Mind you all of this was racing through my heart after communion in an instant.  Where did Joseph the fighter disappear to?  I thought the fighting was over and there was no more battle to be won.  Ah!  This was the moment of clarity in my soul.  For Joseph, the battle had just begun.  His fight had simply changed it’s front and the battlefield changed into a deeply hidden spiritual reality.  Perhaps in Nazareth, his fight was to remain and abide in the presence of God.  For a moment think about how difficult it may have been to be the only one not sharing in a sinless nature.  Talk about feeling like a third wheel!  Joseph remained in proximity to the Divine.  He literally dwelt with Mary, the sinless virgin and the Christ, the second person of the Divine Trinity; the One, the anointed.
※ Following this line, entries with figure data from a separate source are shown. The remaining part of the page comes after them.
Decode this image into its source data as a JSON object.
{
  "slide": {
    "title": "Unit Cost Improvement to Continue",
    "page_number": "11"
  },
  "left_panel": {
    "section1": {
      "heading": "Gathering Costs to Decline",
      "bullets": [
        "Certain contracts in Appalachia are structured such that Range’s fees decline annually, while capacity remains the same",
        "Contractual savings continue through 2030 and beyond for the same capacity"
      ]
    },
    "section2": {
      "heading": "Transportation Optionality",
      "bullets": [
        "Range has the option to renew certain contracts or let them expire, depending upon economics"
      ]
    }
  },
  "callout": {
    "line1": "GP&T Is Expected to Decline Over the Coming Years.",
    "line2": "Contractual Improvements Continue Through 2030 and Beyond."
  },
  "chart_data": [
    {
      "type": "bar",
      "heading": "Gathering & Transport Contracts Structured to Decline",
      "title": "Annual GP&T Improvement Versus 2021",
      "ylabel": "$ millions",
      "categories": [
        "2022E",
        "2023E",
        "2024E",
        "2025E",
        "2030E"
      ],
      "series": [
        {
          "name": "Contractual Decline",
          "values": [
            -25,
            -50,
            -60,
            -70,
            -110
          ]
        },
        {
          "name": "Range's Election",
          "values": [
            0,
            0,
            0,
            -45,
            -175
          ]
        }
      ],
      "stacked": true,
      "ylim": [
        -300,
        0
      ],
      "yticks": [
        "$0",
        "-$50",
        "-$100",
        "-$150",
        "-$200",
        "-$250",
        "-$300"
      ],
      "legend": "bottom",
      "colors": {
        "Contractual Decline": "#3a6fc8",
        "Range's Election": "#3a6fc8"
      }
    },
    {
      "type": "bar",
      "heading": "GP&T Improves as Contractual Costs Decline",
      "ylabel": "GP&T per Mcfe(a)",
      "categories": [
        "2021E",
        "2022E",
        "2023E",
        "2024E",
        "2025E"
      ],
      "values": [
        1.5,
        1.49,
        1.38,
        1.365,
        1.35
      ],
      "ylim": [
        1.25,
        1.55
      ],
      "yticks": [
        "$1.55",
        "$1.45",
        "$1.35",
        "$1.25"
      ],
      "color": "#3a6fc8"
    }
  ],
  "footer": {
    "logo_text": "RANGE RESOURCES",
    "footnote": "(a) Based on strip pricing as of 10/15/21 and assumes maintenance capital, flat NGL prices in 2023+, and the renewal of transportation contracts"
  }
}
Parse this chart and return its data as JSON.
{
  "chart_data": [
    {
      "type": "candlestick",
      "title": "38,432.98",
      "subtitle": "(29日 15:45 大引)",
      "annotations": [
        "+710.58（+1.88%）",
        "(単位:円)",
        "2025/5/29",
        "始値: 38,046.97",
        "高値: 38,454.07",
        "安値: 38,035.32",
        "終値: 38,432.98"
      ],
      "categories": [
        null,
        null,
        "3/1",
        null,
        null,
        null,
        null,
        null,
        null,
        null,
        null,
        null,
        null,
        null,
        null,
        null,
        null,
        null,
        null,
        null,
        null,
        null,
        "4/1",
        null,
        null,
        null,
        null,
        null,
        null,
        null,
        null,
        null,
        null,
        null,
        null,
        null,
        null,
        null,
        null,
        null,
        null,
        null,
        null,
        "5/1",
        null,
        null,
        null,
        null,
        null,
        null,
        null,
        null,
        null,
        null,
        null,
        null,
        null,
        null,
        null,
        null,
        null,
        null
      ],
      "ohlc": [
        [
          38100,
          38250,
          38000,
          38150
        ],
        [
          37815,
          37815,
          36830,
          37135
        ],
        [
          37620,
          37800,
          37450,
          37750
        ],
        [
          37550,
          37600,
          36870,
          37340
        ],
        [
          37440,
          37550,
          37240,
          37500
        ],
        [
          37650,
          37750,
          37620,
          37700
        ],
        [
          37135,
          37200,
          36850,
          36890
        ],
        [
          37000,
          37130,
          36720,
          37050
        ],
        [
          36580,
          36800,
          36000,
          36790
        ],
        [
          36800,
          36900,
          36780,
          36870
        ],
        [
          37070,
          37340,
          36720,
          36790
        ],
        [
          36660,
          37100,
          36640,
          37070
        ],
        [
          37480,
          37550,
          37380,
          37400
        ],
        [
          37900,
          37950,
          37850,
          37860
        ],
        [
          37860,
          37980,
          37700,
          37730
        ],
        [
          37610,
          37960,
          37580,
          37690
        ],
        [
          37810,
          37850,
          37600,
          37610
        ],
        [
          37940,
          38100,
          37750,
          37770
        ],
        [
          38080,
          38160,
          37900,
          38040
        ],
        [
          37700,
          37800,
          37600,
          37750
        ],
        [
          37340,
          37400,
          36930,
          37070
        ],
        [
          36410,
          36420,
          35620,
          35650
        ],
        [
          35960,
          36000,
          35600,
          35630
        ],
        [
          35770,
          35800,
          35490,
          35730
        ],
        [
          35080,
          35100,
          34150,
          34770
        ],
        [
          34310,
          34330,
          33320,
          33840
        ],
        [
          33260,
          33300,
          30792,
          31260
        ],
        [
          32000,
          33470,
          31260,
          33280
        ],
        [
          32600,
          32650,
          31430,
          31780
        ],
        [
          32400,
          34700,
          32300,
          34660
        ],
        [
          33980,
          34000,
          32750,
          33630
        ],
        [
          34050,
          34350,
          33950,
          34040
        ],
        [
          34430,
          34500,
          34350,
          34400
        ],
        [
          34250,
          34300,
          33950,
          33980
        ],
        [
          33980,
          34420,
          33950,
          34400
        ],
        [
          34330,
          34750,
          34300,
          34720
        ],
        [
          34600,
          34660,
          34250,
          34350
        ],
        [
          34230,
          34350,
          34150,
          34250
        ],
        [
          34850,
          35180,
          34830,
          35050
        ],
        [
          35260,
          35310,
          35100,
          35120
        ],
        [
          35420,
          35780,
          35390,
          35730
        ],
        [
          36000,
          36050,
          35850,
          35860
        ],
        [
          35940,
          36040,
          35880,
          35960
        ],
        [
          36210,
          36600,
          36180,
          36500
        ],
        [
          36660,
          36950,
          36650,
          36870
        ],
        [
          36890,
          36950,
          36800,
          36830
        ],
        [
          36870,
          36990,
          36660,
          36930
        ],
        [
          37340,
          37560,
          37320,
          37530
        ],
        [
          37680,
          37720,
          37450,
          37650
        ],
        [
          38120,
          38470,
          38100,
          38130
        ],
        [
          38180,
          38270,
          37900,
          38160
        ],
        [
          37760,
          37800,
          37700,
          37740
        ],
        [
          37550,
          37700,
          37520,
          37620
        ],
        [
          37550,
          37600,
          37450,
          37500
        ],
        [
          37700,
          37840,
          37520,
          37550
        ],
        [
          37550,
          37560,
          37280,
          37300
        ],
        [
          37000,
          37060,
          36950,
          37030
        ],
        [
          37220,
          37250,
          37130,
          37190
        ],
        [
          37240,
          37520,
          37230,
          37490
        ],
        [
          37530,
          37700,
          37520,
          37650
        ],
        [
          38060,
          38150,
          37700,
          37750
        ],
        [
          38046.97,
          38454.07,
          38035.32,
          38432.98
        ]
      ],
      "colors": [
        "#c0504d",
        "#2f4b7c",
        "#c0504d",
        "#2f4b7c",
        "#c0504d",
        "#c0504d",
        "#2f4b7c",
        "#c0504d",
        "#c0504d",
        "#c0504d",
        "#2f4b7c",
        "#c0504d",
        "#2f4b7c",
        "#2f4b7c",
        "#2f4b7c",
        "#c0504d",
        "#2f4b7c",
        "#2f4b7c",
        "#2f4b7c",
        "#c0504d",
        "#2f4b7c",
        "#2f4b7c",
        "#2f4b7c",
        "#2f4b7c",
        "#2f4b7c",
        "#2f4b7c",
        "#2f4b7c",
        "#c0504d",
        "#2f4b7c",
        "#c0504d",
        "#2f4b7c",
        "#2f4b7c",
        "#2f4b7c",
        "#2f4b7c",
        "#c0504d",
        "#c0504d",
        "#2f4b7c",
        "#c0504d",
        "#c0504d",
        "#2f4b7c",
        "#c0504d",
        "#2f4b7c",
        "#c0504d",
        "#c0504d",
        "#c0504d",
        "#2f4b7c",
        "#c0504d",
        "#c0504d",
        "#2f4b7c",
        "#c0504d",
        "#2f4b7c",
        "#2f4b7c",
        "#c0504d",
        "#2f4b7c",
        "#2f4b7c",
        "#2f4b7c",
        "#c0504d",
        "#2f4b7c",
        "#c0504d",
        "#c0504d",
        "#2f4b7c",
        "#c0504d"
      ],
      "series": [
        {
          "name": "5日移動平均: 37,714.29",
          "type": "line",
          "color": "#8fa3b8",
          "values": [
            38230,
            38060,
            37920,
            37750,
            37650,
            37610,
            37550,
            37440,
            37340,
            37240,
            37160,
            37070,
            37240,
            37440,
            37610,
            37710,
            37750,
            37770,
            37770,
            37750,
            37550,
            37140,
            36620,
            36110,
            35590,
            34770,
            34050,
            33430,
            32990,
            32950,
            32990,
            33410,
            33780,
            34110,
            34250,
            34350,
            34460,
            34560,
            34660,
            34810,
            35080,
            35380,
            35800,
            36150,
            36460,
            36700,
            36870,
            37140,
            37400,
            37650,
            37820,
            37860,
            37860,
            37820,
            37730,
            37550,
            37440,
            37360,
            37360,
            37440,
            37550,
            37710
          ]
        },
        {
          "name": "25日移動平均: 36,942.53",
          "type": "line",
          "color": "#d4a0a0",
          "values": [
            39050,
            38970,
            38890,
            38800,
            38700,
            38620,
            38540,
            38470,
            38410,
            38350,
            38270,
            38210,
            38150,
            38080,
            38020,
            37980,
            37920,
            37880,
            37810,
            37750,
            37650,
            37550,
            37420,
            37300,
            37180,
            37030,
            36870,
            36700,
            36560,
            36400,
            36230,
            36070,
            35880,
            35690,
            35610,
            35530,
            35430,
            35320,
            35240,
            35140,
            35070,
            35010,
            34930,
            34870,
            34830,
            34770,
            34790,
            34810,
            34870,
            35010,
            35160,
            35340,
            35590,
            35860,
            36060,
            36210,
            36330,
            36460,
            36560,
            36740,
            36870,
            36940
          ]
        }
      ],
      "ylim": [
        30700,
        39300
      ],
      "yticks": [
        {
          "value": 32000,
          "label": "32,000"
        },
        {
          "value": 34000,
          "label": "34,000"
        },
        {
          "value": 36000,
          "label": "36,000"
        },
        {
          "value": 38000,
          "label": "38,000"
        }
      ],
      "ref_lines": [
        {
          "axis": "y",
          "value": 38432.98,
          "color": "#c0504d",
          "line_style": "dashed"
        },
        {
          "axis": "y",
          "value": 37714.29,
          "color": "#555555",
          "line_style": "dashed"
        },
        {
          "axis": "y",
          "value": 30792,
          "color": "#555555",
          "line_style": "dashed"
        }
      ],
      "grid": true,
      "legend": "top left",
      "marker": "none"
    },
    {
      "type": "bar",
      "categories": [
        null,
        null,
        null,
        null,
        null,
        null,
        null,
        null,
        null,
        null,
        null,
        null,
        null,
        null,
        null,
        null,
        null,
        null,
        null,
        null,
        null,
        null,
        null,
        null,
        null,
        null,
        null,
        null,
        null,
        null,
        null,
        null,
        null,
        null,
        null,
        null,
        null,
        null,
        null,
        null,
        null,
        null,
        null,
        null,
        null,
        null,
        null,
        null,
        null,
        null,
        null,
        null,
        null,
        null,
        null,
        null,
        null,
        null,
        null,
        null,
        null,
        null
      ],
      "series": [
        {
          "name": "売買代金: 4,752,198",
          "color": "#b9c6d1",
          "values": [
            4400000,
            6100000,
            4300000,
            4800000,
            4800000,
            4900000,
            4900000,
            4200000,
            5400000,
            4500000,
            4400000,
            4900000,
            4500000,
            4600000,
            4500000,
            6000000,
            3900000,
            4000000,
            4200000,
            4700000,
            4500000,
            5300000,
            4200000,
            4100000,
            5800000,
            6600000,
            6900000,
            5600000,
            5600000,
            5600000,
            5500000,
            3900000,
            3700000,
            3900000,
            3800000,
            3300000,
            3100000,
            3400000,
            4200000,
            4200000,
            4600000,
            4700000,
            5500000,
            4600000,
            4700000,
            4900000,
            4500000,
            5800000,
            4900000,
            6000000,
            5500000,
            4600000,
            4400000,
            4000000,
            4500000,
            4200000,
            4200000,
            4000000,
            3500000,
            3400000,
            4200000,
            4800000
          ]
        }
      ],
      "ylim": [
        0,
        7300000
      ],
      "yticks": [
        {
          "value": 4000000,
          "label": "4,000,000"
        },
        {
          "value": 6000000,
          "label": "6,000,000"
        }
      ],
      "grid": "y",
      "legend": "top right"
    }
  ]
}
The words “trying to do too much,” came back with the tinge of guilt due to a son who was slowly realizing that his fight had changed fronts.  For nine years my battles in priestly life were often fought to bring a ministry into being.  Now at a different time, I was thinking that there must be battles to keep fighting, almost fabricating them to fuel my own false conceptions of what “ought” to be accomplished.  Idols can be created so easily.

God was revealing a new internal spiritual fight that takes place in the depth of a masculine soul; one that transformed Joseph into the foster father to form and shape Jesus’ humanity to meet His divine nature.  By accepting his role to remain and abide IN the love of the Divine Presence, Joseph actualized the depth of the authentic masculine heart.  He dwelt with the divine love all the while fighting against the temptation to “do too much.”

Brothers in Christ, do not be duped by the lie of the evil one that your battles are to accomplish and acquire.  The battle of the man’s heart is to surrender to the truth that God WANTS you to be in His Divine Presence.  Prayer is the front.  Take your sin to Nazareth and abide with Jesus and Mary.  Learn the art of Joseph’s silence in the midst of awe for God’s love for you.  It is the place of receptivity, a shaky ground for any man whose nature seems bound to productivity and efficiency. This is the hidden and silent battleground of Nazareth.  The place of deep interior union with Joseph and Mary.  It is the true heart of a man whose identity does not come from what he does but who He is — a brother of Joseph, an adopted Son of God, and protector of Mary.  Do not try to do too much.  I had begun to turn a corner behind a pillar in my priestly life.  Now, I just want to to be with Joseph in Nazareth with Jesus whom I love.  Everything else is what God will do.  Apart from you Lord, I want nothing.